Dalam konteks keindonesiaan, konsep analogi-eksplikatif juga dapat dijadikan dasar penetapan hukum oleh hakim. Hal ini sesuai dengan UU pasal 27 No. 14 tahun 1970 yang menyebutkan; “Hakim sebagai penegak hukum dan keadilan wajib menggali, mengikuti dan memahami nilai-nilai hukum yang hidup di dalam masyarakat.”  Dalam arti, seorang hakim atau aparat penegak hukum harus kreatif dalam menetapkan hukum yang sesuai dengan konteks peristiwa (recht vinding), termasuk di dalamnya bisa menggunakan qiyâs atau analogi. Akan tetapi keputusan hakim ini hanya berlaku pada persoalan yang sedang dihadapi, tidak berlaku sebagai peraturan umum, sesuai dengan pasal 1917 (2) KUHP.


Putusan pengadilan dalam hukum pidana yang paling banyak dikutip—berkaitan dengan penerapan analogi, adalah putusan pengadilan tinggi Medan No. 144/Pid/1883/PT.Mdn tanggal 8 Agustus tahun 1983 dengan Ketua Majelis Hakim Bismar Siregar yang mengadili Terdakwa MRS. Meski pada mulanya, penggunaan analogi dalam penetapan hukum pidana menuai pro-kontra—dengan dasar karena bertentangan dengan asas legalitas, sesuai pasal 1 ayat (2) Rancangan KUHP Naskah 2015—namun pada pasal 2 Rancangan KUHP Naskah 2015, konsep analogi eksplikatif mendapatkan momentum legitimasinya. (Dion Valerian, Penerapan Analogi dalam Hukum Pidana Indonesia)

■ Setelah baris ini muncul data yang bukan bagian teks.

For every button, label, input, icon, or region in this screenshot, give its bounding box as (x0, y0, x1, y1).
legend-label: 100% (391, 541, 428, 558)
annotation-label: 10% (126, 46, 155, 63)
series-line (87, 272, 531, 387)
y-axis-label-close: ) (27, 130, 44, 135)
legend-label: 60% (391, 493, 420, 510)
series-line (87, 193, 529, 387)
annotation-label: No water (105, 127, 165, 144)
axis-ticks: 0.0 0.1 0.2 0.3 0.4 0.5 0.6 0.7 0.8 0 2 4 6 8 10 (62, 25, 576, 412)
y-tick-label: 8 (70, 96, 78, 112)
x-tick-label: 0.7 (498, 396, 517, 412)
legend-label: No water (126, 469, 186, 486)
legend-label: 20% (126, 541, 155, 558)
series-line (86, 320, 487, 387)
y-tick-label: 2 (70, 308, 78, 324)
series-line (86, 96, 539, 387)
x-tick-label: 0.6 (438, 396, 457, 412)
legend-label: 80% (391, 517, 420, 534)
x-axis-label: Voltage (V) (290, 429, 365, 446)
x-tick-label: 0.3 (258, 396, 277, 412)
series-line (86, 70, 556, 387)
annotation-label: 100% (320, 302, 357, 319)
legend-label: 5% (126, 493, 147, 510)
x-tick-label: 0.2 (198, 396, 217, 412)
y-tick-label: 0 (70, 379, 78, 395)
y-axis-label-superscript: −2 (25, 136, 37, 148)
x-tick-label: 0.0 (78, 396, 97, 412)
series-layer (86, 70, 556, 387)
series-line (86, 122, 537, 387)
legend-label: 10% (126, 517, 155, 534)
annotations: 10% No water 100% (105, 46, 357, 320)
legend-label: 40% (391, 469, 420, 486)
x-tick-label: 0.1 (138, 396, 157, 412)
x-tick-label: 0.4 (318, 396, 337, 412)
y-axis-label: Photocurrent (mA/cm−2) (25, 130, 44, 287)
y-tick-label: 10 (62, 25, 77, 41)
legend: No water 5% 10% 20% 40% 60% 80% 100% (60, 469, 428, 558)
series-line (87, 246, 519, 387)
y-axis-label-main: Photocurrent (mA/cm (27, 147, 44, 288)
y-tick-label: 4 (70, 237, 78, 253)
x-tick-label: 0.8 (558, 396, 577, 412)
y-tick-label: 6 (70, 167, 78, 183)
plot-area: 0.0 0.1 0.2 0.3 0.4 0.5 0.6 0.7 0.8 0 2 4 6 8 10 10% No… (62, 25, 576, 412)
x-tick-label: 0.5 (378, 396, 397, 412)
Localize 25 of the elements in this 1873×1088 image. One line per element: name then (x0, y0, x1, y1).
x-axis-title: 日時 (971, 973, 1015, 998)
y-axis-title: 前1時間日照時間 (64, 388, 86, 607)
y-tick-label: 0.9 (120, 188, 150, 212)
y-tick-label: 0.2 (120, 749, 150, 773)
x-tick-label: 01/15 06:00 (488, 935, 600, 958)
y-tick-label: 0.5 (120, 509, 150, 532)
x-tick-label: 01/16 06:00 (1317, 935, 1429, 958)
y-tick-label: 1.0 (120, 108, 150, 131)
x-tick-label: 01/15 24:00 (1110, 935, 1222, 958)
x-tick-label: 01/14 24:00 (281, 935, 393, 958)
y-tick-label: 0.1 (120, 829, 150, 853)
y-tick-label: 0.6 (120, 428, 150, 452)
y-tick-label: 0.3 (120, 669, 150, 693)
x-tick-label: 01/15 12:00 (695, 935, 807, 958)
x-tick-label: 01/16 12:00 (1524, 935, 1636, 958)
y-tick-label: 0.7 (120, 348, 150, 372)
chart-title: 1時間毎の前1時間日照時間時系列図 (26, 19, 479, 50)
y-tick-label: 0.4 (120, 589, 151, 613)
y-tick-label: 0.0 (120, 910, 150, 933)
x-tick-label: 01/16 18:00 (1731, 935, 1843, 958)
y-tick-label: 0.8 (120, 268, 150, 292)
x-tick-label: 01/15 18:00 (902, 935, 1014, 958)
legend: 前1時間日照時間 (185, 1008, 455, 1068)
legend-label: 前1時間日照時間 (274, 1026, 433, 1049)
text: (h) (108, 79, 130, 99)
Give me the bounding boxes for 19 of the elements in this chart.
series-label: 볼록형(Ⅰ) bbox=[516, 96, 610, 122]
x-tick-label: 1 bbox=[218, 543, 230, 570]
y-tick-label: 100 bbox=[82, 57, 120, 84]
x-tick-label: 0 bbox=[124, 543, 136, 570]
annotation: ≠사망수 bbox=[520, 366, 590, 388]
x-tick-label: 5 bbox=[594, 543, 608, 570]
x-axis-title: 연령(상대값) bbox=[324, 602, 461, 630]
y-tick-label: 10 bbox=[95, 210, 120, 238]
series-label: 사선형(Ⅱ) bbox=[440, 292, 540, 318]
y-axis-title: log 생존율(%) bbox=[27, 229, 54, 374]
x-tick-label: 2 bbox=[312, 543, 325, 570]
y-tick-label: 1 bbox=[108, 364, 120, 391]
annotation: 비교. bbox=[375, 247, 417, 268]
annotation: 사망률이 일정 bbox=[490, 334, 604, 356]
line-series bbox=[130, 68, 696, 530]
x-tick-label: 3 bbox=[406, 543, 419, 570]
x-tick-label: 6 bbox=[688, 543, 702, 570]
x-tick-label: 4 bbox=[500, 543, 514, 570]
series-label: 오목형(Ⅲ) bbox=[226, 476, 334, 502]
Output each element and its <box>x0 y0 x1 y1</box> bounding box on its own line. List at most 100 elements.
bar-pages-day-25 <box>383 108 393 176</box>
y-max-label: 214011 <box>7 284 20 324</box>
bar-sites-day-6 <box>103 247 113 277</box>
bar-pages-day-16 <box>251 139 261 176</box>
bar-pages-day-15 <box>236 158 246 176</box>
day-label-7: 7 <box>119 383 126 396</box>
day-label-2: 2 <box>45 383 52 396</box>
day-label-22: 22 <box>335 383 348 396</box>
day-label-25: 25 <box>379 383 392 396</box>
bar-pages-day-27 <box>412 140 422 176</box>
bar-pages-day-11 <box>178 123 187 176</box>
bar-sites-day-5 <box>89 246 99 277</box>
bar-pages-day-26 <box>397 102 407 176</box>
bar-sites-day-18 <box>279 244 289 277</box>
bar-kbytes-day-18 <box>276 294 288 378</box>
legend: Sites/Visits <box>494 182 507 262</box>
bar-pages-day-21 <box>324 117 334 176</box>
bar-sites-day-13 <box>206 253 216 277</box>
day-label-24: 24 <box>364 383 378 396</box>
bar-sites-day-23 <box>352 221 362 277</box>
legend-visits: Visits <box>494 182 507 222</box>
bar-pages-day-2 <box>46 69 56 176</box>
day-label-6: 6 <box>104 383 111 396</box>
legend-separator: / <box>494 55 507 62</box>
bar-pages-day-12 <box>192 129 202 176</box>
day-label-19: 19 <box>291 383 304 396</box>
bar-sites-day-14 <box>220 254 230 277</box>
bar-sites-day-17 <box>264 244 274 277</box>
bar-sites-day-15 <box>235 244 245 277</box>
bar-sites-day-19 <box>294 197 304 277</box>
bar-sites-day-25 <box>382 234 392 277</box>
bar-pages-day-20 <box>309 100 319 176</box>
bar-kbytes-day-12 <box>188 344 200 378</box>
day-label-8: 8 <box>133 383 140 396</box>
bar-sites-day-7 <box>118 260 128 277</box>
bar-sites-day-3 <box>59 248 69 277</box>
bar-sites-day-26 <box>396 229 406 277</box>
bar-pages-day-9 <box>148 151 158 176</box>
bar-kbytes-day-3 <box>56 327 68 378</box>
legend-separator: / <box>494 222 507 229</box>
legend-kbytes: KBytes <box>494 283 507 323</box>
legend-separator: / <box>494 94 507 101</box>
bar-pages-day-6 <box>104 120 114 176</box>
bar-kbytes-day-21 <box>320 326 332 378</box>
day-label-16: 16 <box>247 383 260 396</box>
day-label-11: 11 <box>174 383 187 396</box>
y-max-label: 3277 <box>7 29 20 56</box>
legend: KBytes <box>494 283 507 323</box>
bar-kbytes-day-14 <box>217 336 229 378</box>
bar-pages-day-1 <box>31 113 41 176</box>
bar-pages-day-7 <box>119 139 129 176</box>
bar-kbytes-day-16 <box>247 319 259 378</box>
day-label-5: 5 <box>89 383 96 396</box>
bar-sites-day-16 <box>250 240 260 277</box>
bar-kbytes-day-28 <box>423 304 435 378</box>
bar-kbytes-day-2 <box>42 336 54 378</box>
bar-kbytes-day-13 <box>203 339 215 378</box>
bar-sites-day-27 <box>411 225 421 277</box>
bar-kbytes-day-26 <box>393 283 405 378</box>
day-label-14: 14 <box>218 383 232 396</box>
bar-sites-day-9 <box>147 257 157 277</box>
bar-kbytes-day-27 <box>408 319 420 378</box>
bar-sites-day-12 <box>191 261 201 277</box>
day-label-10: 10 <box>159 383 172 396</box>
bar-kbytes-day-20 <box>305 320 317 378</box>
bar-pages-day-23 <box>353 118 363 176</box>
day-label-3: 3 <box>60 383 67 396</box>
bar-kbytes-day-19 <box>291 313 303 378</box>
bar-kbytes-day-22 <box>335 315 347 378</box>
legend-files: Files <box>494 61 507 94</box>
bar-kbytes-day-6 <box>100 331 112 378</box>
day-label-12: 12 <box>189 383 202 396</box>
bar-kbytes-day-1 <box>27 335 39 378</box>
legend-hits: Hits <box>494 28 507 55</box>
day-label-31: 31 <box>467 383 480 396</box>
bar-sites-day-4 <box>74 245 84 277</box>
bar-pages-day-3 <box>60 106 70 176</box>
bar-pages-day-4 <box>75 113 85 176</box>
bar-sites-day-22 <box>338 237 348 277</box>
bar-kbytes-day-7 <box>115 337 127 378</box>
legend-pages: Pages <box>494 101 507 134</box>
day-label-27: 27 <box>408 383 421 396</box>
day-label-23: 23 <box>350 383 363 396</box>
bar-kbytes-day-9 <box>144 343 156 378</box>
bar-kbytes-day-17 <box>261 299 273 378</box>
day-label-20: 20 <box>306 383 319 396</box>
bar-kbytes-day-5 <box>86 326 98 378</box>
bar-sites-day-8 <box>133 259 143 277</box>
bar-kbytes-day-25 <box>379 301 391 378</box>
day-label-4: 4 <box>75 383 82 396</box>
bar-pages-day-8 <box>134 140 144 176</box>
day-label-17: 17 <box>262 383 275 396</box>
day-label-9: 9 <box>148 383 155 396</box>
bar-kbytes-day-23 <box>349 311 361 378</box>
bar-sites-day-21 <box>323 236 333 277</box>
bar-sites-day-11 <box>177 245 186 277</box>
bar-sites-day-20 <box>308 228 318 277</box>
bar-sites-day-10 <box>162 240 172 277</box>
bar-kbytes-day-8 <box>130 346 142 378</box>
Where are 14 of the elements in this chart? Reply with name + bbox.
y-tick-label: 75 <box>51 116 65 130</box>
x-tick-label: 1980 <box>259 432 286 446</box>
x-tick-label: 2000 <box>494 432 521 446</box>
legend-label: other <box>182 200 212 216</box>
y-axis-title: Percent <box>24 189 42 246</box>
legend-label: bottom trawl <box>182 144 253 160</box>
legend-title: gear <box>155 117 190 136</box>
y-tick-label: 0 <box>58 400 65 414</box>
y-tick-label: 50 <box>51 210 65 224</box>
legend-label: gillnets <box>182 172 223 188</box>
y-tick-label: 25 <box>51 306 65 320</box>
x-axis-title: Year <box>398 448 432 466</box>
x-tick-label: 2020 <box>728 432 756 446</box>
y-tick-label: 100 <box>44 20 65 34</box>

Pada akhirnya, penggunaan qiyâs bayânîy atau analogi-eksplikatif dapat diterapkan dalam hukum perundang-undangan. Baik hukum dalam konteks syariat maupun dalam konteks keindonesiaan. Kehadirannya tidak hanya diafirmasi oleh teks-teks wahyu dan ijma, namun kebutuhan manusia untuk menyederhanakan sesuatu atau eksistensi analogi eksplikatif sebagai metode dalam pencarian solusi dari persoalan-persoalan yang terus bermunculan, telah mendorong penggunaan analogi secara intens. Karena interpretasi solusi yang tertuang dalam teks-teks wahyu dan undang-undang tidak akan pernah final. Dengan demikian, mungkin kaidah al-Hukmu Yadûru ma’a ‘Illatihî Wujûdan wa ‘Adaman, akan menemukan momentumnya.